On Thursday 08-09-07 I came across a dead pigeon with white plastic tag on its leg, lettering on the tag is; 

AU 2007 694
SRI

I found the bird in North Haven Connecticut.
If more details are wanted, please let me know.


----------



## Victor (Dec 18, 2004)

Hi Allen, and welcome to Pigeon Talk. Thank you for taking the time to report 

this find, as its owner is verly likey wondering what happened to it. It may 

have gotten lost before it perished. We have several members here that are 

members of 911 Pigeon Alert and will research this.


----------



## Lovebirds (Sep 6, 2002)

allan said:


> On Thursday 08-09-07 I came across a dead pigeon with white plastic tag on its leg, lettering on the tag is;
> 
> AU 2007 694
> SRI
> ...


Allen, thanks for taking the time to report this bird. I'll list the club below that the bird is from. You are welcome to contact Mr. McKenna if you would like. You can send an email or call either one. 

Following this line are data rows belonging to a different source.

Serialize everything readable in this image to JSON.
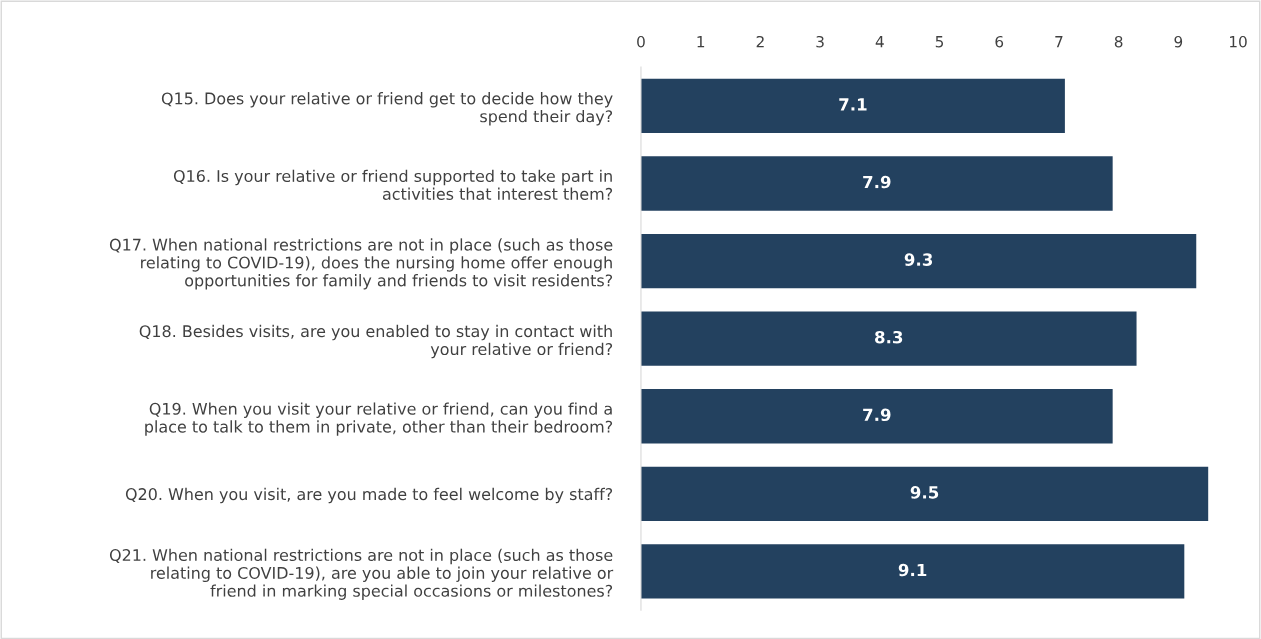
{
  "chart_data": {
    "type": "bar",
    "orientation": "horizontal",
    "categories": [
      "Q15. Does your relative or friend get to decide how they\nspend their day?",
      "Q16. Is your relative or friend supported to take part in\nactivities that interest them?",
      "Q17. When national restrictions are not in place (such as those\nrelating to COVID-19), does the nursing home offer enough\nopportunities for family and friends to visit residents?",
      "Q18. Besides visits, are you enabled to stay in contact with\nyour relative or friend?",
      "Q19. When you visit your relative or friend, can you find a\nplace to talk to them in private, other than their bedroom?",
      "Q20. When you visit, are you made to feel welcome by staff?",
      "Q21. When national restrictions are not in place (such as those\nrelating to COVID-19), are you able to join your relative or\nfriend in marking special occasions or milestones?"
    ],
    "values": [
      7.1,
      7.9,
      9.3,
      8.3,
      7.9,
      9.5,
      9.1
    ],
    "color": "#23415f",
    "xlim": [
      0,
      10
    ],
    "xticks": [
      0,
      1,
      2,
      3,
      4,
      5,
      6,
      7,
      8,
      9,
      10
    ],
    "data_labels": true,
    "grid": false,
    "legend": false
  }
}
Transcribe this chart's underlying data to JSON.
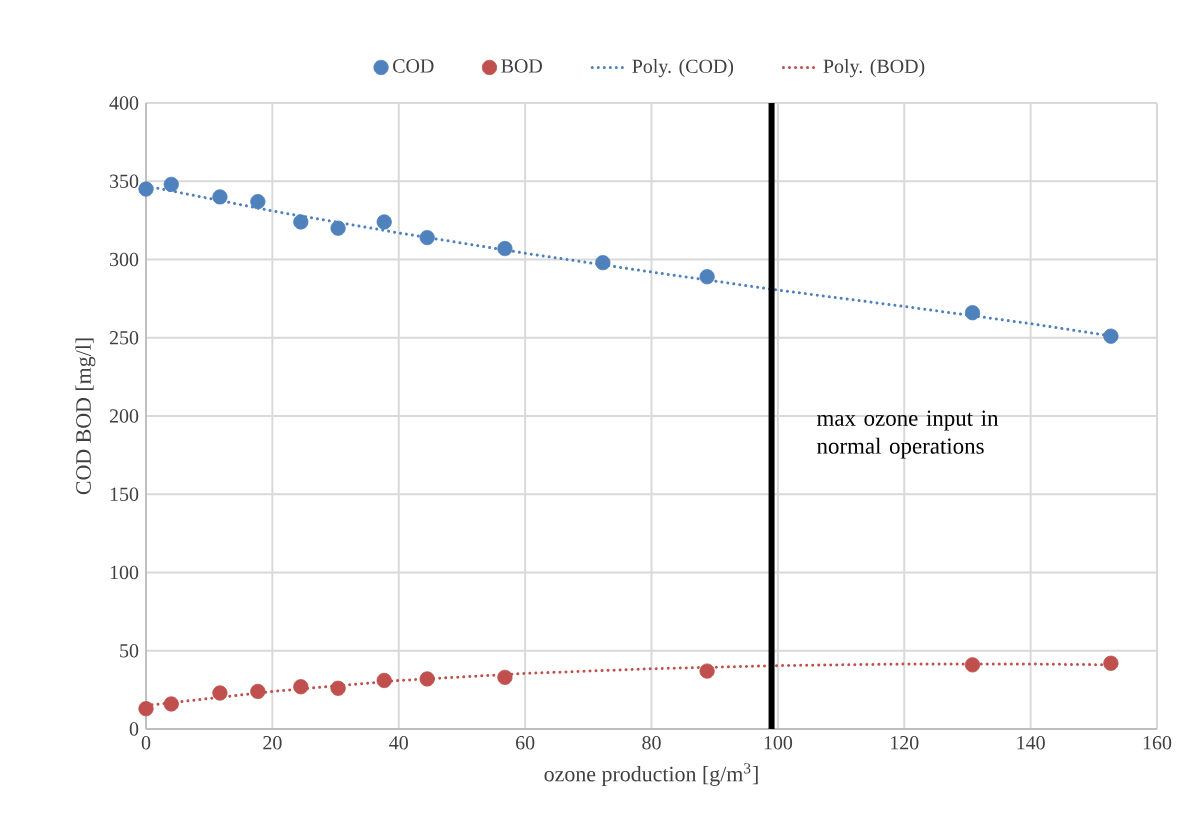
{
  "chart_data": {
    "type": "scatter",
    "xlabel": "ozone production [g/m$^{3}$]",
    "ylabel": "COD BOD [mg/l]",
    "xlim": [
      0,
      160
    ],
    "ylim": [
      0,
      400
    ],
    "xticks": [
      0,
      20,
      40,
      60,
      80,
      100,
      120,
      140,
      160
    ],
    "yticks": [
      0,
      50,
      100,
      150,
      200,
      250,
      300,
      350,
      400
    ],
    "grid": true,
    "legend": "top",
    "marker": "circle",
    "series": [
      {
        "name": "COD",
        "color": "#4f81bd",
        "x": [
          0,
          4,
          11.7,
          17.7,
          24.5,
          30.4,
          37.7,
          44.5,
          56.8,
          72.3,
          88.8,
          130.8,
          152.7
        ],
        "values": [
          345,
          348,
          340,
          337,
          324,
          320,
          324,
          314,
          307,
          298,
          289,
          266,
          251
        ]
      },
      {
        "name": "BOD",
        "color": "#c0504d",
        "x": [
          0,
          4,
          11.7,
          17.7,
          24.5,
          30.4,
          37.7,
          44.5,
          56.8,
          88.8,
          130.8,
          152.7
        ],
        "values": [
          13,
          16,
          23,
          24,
          27,
          26,
          31,
          32,
          33,
          37,
          41,
          42
        ]
      },
      {
        "name": "Poly. (COD)",
        "type": "line",
        "line_style": "dotted",
        "marker": "none",
        "color": "#4f81bd",
        "x": [
          0,
          20,
          40,
          60,
          80,
          99,
          120,
          140,
          153
        ],
        "values": [
          347,
          331,
          317,
          304,
          292,
          281,
          270,
          259,
          251
        ]
      },
      {
        "name": "Poly. (BOD)",
        "type": "line",
        "line_style": "dotted",
        "marker": "none",
        "color": "#c0504d",
        "x": [
          0,
          20,
          40,
          60,
          80,
          100,
          120,
          140,
          153
        ],
        "values": [
          15,
          24,
          31,
          35.5,
          38.5,
          40.5,
          41.5,
          41.5,
          41
        ]
      }
    ],
    "ref_lines": [
      {
        "axis": "x",
        "value": 99,
        "color": "#000000",
        "label": "max ozone input in normal operations"
      }
    ]
  }
}
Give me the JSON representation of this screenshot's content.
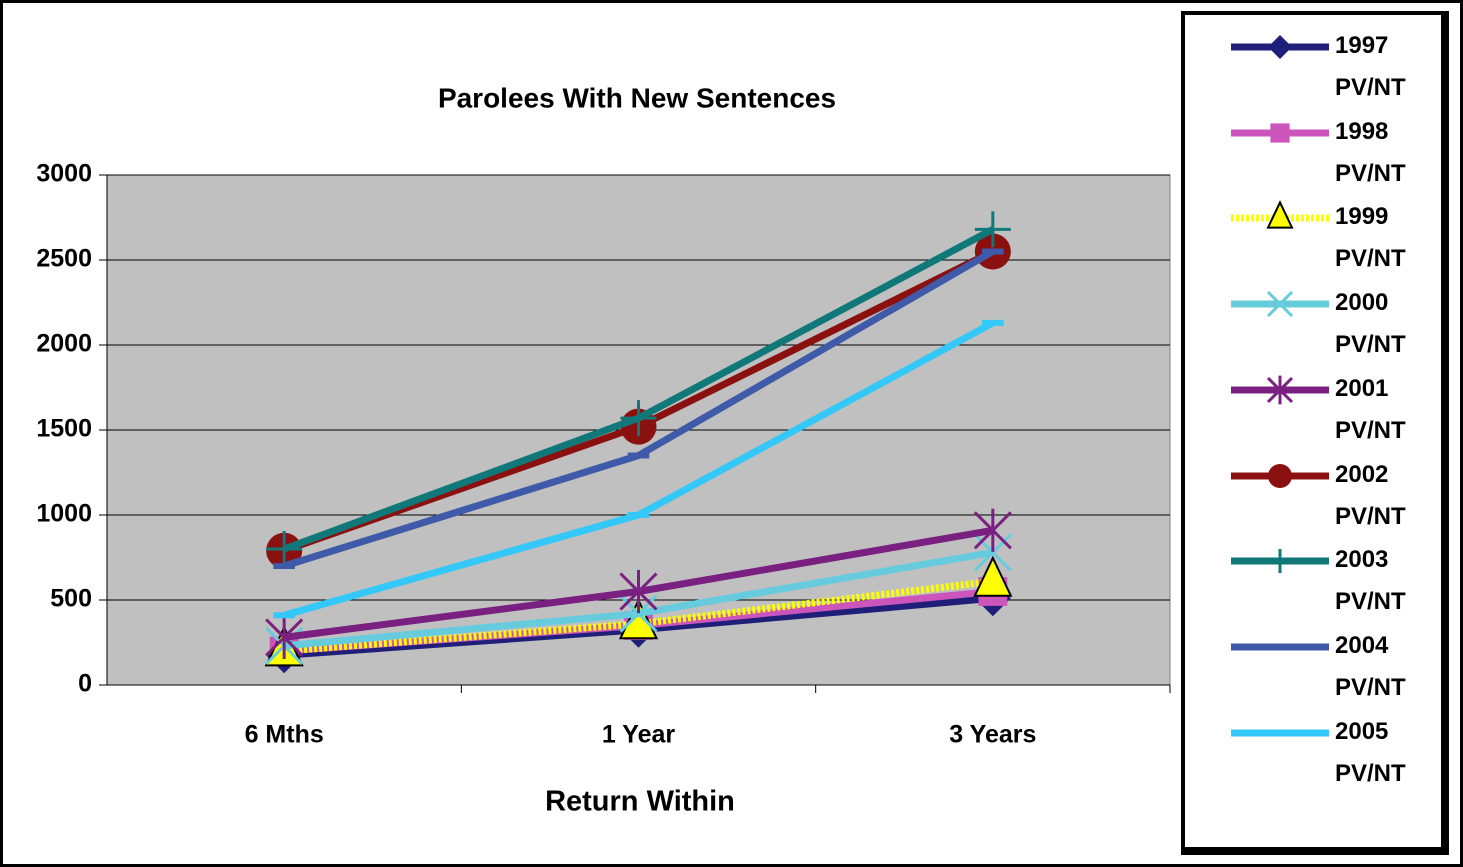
{
  "chart_data": {
    "type": "line",
    "title": "Parolees With New Sentences",
    "x_label": "Return Within",
    "categories": [
      "6 Mths",
      "1 Year",
      "3 Years"
    ],
    "ylim": [
      0,
      3000
    ],
    "yticks": [
      0,
      500,
      1000,
      1500,
      2000,
      2500,
      3000
    ],
    "grid": true,
    "legend": "right",
    "series": [
      {
        "name": "1997 PV/NT",
        "color": "#1f1f7a",
        "marker": "diamond",
        "values": [
          175,
          325,
          510
        ]
      },
      {
        "name": "1998 PV/NT",
        "color": "#cc55bb",
        "marker": "square",
        "values": [
          200,
          350,
          550
        ]
      },
      {
        "name": "1999 PV/NT",
        "color": "#ffff00",
        "marker": "triangle",
        "values": [
          200,
          360,
          610
        ]
      },
      {
        "name": "2000 PV/NT",
        "color": "#66ccdd",
        "marker": "x",
        "values": [
          230,
          420,
          780
        ]
      },
      {
        "name": "2001 PV/NT",
        "color": "#7a2080",
        "marker": "star",
        "values": [
          280,
          550,
          910
        ]
      },
      {
        "name": "2002 PV/NT",
        "color": "#8b1010",
        "marker": "circle",
        "values": [
          790,
          1520,
          2550
        ]
      },
      {
        "name": "2003 PV/NT",
        "color": "#107878",
        "marker": "plus",
        "values": [
          800,
          1570,
          2680
        ]
      },
      {
        "name": "2004 PV/NT",
        "color": "#3f5aa8",
        "marker": "dash",
        "values": [
          700,
          1350,
          2550
        ]
      },
      {
        "name": "2005 PV/NT",
        "color": "#33c8f8",
        "marker": "dash",
        "values": [
          410,
          1000,
          2130
        ]
      }
    ]
  }
}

Club Name : SOUTHERN RHODE ISLAND RPC 
Club Code : SRI 
Club Secretary : BOB McKENNA 
City : BROOKLYN 
State : CT 
Phone No. : 860-774-6632 
Email Address : [email protected]


----------



## Lovebirds (Sep 6, 2002)

I hope Allan got my message. He was on line and then I got a phone call and got distracted. Tried to send him an email but couldn't. 

I did send the club contact person an email, so they will know either way.


----------